John Roberts, executive vice president for mental health at the Wounded Warrior Project, said many veterans still can’t get timely mental health appointments because staff hires aren’t keeping pace with the needs of veterans, particularly those returning from Iraq and Afghanistan.
“Why, after 10 years, do warriors have to struggle to get effective care for the signature wound in this war,” Roberts asked. “Why isn’t the under secretary for health … moving beyond measuring baseline access to initial mental health evaluations to systematically tracking access to sustained follow up care? If leaders spent more time speaking with the veterans, and their own clinicians, they would realize that the problems with VA mental health system run far deeper than even their data suggests.”
VA mental health care staffs have increased by 48 percent since 2006 while the number of veterans using mental health service has climbed 34 percent to reach 1.2 million in fiscal 2010.
Roberts urged VA to enhance mental health by using its authority to refer patients to civilian providers when VA resources don’t allow timely care, and by expanding peer support programs so that PTSD patients get mentoring and encouragement from veterans successfully treated.
The veterans affairs committee held its last hearing on mental health staff shortages in July with testimony of two veterans with PTSD who had attempted suicide and still couldn’t get denied timely appointments.
At the time Sen. Patty Murray (D-Wash.), committee chairman, directed VA to survey some frontline mental health care providers to determine whether they had sufficient resources to give timely care.

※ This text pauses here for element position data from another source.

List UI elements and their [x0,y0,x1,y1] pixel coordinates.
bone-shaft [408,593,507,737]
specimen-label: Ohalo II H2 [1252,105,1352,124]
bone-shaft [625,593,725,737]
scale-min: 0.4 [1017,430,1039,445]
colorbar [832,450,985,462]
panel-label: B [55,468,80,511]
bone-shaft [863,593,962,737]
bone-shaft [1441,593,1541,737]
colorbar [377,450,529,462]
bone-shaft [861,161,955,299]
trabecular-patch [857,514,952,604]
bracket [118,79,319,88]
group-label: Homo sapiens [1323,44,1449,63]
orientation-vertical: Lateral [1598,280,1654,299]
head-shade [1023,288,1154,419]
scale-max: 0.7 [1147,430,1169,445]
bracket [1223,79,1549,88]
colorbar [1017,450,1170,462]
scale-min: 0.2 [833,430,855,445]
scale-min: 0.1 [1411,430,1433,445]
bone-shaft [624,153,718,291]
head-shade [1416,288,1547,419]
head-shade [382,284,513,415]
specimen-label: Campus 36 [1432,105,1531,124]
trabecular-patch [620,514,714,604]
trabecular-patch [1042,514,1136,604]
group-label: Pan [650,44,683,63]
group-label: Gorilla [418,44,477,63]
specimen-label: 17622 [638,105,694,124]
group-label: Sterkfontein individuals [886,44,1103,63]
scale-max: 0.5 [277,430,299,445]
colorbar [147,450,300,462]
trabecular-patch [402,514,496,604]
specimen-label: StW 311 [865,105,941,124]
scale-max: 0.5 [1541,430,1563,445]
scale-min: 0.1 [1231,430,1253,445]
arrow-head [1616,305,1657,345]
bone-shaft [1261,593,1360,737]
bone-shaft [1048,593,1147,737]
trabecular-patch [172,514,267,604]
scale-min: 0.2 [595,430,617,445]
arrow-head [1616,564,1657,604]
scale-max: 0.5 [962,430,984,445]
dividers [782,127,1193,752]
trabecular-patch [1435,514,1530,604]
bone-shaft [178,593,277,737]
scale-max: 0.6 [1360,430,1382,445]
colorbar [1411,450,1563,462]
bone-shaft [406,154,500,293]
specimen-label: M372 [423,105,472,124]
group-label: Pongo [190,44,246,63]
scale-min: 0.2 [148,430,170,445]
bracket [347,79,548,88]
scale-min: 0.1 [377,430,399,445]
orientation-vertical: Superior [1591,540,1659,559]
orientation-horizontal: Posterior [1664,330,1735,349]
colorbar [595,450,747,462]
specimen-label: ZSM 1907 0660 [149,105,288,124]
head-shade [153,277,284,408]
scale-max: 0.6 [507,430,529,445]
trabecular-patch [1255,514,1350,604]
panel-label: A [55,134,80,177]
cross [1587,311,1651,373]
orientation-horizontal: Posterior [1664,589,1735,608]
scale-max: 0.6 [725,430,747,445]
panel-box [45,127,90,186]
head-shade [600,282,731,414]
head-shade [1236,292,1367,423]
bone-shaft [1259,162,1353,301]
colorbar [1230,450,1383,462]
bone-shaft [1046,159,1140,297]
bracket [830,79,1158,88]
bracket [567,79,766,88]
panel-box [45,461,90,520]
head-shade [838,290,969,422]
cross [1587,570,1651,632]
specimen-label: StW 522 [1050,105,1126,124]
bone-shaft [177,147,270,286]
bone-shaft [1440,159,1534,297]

At the Nov. 30 hearing Murray announced that the results “were not good.”
Forty percent of providers said they could not schedule an appointment in their clinic within the VA-mandated 14-day window and 70 percent said they did not have adequate staff or space to deliver timely care.
Yet VA officials in July told Congress that 95 percent of veterans were getting appointments within the 14-day window.
Murray asked Mary Schohn, director of VA mental health operations, to explain the “disconnect.”
Schohn conceded that Dr. Washington from Wilmington might have hit on the reason “that patients are not having access to the evidenced-based therapies in the way that we expect they should be.”
The query of VA mental health care providers did indicate, Schohn said, that “there’s access to the system but not necessarily access to the specific therapies in the time they should occur. And we are working on ensuring that that happens.”
Schohn said clarifying guidance on the 14-day rule has gone out to hospitals and clinics, and site visits are planned “to find ways to solve the issues that Dr. Washington presented here today.”
Sen. Richard Burr (N.C.), the committee’s ranking Republican, noted that VA’s mental health budget jumped by 25 percent in 2011 to $5.7 billion. He demanded that Schohn provide a full accounting of how that was spent.
Schohn conceded some “variability” in access to care across the VA system. But overall VA leads the private sector, and any other health system in the world, in delivering quality mental health care.
“I am personally concerned when I hear these stories about that not happening,” she said.